We discussed how many companies talk the talk with customer experience on their websites and in annual reports, but do they really walk the walk? They may say they do voice of the customer, but acting on data from an annual survey isn't really being proactive. And how much do low prices and coupons play into the overall "customer experience" in this price-conscious society that we currently live in? For example, there's a department store that typically receives high customer experience marks probably because they constantly slash their prices, and probably not for its service--its employees are often surly and unhelpful.
On the heels of our group's discussion, was the release yesterday of The Temkin Group's annual report, "The State of Customer Experience Management, 2012," which examined 255 large companies to determine where they rank on the customer experience journey. The findings confirm the disconnect our group raised earlier this week between companies saying they're focused on customer experience and actually providing good customer experiences.
The Temkin Group found an "abundance of CX ambition and activity," with most companies employing a customer experience executive (six out of 10 companies), launching significant customer experience activities, and having a staff of six to eight full-time employees focused on customer experience and 28 percent employ more than 20 people in this area. However, the survey found that despite having these customer experience components in place, only 7 percent are "very strong" at customer experience today and 35 percent of companies are in the lowest stage of customer experience maturity. And 59 percent of the respondents state that their company's goal is to become the industry leader in customer experience within three years.

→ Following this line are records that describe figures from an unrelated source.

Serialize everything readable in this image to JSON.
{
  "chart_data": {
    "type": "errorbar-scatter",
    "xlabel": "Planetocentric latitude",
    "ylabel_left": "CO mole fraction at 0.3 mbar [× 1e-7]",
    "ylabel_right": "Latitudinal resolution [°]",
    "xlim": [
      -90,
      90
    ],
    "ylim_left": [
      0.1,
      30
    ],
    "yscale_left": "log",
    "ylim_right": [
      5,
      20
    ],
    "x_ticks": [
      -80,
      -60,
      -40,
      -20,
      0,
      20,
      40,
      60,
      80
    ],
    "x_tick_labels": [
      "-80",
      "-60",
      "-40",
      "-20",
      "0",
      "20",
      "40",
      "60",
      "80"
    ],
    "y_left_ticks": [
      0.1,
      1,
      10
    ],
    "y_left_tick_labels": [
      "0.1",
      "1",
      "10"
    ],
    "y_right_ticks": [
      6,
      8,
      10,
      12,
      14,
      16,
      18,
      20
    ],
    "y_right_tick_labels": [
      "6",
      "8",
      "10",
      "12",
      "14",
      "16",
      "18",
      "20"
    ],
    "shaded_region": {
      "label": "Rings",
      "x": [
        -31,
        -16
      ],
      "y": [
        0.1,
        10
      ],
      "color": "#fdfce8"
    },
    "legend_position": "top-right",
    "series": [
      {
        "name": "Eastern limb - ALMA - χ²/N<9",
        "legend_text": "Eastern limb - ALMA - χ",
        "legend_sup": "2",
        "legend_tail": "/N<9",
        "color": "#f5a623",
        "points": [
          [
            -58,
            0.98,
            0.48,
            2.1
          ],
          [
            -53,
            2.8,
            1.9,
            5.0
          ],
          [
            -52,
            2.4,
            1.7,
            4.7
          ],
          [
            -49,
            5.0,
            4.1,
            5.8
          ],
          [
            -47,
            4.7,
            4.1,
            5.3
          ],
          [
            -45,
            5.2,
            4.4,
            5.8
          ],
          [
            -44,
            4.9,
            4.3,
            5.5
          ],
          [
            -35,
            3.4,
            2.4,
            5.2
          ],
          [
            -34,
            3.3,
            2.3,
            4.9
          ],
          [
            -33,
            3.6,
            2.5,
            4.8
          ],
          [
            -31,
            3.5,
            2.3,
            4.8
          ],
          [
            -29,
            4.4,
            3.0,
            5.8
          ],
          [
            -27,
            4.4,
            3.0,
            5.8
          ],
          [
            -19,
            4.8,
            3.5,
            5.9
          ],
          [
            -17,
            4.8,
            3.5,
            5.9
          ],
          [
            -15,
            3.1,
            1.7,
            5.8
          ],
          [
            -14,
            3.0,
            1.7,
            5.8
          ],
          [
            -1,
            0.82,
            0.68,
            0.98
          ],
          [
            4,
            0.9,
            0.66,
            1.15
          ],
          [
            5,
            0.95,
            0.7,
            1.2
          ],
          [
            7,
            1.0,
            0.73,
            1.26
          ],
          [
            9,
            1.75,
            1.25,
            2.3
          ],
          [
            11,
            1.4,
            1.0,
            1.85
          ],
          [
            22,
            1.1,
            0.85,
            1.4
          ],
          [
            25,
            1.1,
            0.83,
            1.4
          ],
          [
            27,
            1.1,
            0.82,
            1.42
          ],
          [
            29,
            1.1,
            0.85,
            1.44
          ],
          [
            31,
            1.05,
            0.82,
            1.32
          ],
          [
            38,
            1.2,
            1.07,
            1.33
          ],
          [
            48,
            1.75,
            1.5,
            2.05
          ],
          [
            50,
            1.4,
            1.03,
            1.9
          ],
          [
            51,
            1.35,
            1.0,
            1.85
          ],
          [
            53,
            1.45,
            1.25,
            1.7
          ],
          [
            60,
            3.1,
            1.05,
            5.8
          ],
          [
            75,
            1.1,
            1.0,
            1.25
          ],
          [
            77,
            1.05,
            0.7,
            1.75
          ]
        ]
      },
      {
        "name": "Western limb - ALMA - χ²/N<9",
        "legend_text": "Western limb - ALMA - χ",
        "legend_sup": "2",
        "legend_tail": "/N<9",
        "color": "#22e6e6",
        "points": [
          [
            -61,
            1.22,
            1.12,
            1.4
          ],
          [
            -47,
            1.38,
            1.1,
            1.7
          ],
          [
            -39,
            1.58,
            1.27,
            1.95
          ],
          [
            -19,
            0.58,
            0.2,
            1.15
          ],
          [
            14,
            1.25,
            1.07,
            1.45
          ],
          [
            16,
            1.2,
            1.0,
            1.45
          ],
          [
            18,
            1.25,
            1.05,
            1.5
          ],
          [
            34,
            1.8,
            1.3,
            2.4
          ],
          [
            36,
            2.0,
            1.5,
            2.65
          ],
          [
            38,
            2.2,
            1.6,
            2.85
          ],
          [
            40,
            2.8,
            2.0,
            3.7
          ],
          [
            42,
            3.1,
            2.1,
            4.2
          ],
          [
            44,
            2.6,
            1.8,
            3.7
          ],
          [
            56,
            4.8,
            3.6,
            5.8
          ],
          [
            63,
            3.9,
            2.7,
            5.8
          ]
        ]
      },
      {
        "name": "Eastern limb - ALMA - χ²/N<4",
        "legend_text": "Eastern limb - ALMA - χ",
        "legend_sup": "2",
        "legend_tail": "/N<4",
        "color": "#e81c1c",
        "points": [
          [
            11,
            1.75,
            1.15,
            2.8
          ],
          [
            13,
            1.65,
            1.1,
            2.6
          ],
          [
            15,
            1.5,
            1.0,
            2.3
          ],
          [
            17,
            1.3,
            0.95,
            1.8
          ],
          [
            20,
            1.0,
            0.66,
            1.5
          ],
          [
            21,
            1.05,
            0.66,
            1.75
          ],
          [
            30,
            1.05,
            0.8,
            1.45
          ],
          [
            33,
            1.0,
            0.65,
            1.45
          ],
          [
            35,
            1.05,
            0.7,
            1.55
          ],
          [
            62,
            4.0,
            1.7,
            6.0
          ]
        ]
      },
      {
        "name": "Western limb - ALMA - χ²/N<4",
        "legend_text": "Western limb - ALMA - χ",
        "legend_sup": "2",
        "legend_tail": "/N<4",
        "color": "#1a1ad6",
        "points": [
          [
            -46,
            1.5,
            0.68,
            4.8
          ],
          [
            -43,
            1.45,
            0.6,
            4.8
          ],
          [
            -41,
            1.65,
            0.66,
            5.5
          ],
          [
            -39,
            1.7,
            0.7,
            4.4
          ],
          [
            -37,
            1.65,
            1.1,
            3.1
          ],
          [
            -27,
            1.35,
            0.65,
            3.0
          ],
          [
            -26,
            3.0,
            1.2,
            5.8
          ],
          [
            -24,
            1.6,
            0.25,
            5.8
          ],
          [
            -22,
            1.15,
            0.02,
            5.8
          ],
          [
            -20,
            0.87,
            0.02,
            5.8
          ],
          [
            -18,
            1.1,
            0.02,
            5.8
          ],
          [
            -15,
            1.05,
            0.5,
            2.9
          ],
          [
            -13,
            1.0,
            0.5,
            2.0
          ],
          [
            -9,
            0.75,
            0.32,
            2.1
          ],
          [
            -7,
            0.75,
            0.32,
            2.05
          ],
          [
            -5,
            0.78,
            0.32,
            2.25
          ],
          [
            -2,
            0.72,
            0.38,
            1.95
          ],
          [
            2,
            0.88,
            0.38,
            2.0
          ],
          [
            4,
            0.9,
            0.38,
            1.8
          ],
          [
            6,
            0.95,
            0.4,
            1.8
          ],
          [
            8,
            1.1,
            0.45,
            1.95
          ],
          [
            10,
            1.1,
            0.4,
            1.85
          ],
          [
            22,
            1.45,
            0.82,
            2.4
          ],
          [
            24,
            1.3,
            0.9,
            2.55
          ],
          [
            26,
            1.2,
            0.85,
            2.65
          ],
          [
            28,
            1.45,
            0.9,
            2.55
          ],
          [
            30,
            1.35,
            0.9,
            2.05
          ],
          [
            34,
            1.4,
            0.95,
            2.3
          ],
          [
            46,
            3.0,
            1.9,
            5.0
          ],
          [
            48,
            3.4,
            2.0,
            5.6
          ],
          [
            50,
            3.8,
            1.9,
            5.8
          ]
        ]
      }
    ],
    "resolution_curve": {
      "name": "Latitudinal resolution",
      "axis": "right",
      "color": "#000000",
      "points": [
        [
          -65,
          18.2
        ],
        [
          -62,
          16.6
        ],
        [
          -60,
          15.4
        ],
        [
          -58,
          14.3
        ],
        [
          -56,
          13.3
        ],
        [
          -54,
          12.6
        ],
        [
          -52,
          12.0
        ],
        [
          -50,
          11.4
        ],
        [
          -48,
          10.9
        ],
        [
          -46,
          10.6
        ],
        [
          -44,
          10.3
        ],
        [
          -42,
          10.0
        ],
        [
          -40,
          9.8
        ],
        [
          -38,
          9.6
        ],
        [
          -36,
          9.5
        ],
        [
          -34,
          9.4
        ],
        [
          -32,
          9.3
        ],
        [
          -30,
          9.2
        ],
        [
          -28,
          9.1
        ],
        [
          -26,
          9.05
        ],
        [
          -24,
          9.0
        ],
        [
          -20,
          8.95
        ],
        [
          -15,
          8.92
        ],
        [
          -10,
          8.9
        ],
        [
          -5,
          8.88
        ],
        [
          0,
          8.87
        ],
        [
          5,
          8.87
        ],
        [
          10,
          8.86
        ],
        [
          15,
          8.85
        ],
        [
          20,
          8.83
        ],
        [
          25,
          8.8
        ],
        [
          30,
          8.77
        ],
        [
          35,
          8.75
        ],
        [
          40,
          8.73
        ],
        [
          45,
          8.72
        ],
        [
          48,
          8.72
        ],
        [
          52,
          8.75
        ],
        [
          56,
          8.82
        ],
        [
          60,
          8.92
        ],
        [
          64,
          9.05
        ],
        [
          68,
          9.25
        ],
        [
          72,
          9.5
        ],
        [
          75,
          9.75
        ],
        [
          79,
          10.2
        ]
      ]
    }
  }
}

Some other findings from the research include:
- Nearly 80 percent of companies with voice-of-the-customer programs report that they are already delivering positive business results.
- Voice-of-the-customer programs run into the most obstacles when it comes to integrating CRM data and analyzing social media conversations.
- The percentage of companies using NPS increased from 49 percent last year to 56 percent this year.
- Companies with higher levels of customer experience maturity focus more on employees and culture and less on cutting costs.
Why the disconnect between the components that companies have in place to deliver great customer experience and the low percentage of companies that rank very strong when customers rank their experience? The Temkin Group points to a struggle with employee engagement, delivering compelling brand values, and focusing on cutting costs.
What do you think? What is holding back brands from providing exceptional customer experiences?